Many of you might have read the book by Dr. Victor Frankl, Man’s Search for Meaning. Viktor Frankl was a Jewish psychotherapist who had been interned in the infamous Auschwitz Nazi concentration camp.  Auschwitz was a place synonymous with death, an extermination camp.  In those awful, inhuman conditions, Dr. Frankl would notice that an inmate would get an idea that on a particular day, say February 1, the Allies would come and liberate them.  February 1 came and nothing happened.  Then Dr. Frankl noticed something strange: that inmate without any apparent reason would just wilt and die.

What had happened?  That person lost hope.  He lost any meaning to live.  To live, besides food and water and basic necessities, we need hope – the hope which as the poet, Alexander Pope, says “springs eternal in the human breast”.  When a person loses hope, black despair sets in and the person turns to suicide as an escape.

Humanity seems to be under a dark cloud – the cloud of Covid 19.  We scan the papers with dread as we read the rising number of people affected and dying all over the world and particularly in our country and state.  We wonder about the future as schools and educational institutions remain closed and the spectre of unemployment looms large.  We are worried about the economic slowdown – predicted to be worse than the last economic depression. There is the threat of war on our northern boundaries.   Everything seems dark!

It is at such a point, we need hope, to see the silver lining in our dark cloud.  The havoc wreaked by Covid 19 has been a terrible one. But, Covid has brought about some benefits too.  It has given respite to Mother Earth to recreate itself:  our streams are cleaner, free from chemical wastes; our skies are bluer – In Jalandhar, we can see the Himalayan range more clearly!  Covid has brought out so many examples of heroism in doctors, nurses and health care workers serving the sick and afflicted.  It has given us time to be together as a family.  It has given us an occasion to spend time in prayer.  A cartoon portrayed Satan grinning maliciously at God: ‘See how, with Covid 19, I have closed all the churches’.  And God replies with a chuckle: ‘And I have opened a church in every home’!

At such dark moments, we need to remind ourselves that seasons of sorrow hold the promise of new life.  I remember the words of a prayer I once came across:

“O God, ever grant me the grace to see the silver lining to my dark cloud

To feel the healing touch in the sickness that besets me

To have the faith that blossoms through the thorns that choke

To believe in life in the midst of death”.

These days, early in the morning, I go for a walk on our terrace.  The sky is often overcast by clouds.  But every now and again, the sun ‘peeps’ through the clouds to remind us that it is there.  The clouds may try to cover the sun, but they cannot smother it.  The sun shining through the clouds reminds us that Truth can be distorted; but never destroyed.
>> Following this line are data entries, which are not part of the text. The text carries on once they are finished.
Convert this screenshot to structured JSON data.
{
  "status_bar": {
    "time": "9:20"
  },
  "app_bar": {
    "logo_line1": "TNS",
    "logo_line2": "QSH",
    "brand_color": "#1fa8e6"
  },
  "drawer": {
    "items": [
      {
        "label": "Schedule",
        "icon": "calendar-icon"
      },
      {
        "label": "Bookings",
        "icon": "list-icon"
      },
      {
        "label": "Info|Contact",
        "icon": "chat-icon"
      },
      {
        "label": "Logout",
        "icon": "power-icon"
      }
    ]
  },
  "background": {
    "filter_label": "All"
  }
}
Love can be entombed, but never extinguished.  It will rise triumphant again.

I began with referring to the concentration camp, Auschwitz. I end referring to it again. In the darkness of the gas chambers, a condemned man scratched on the wall with his nails these words:

I can see the light even when the sun does not shine

I can feel love even amidst all the hatred

I can experience God even when he is silent”

Trinity College with its ever-widening innovations has always strove to reach new heights. My congratulations to Fr. Peter (director)the man at the helm who with his indomitable spirit spearheads the college to new horizon, Mr Ajay Prashar the principal and the faculty members for this novel venture to have the Trinity blog. May their commendable endeavor to Kindle the flame of hope in this pandemic era of anxiety and uncertainty to a wide stretch of people bear abundant fruit I wish all success to this venture to reach out to people.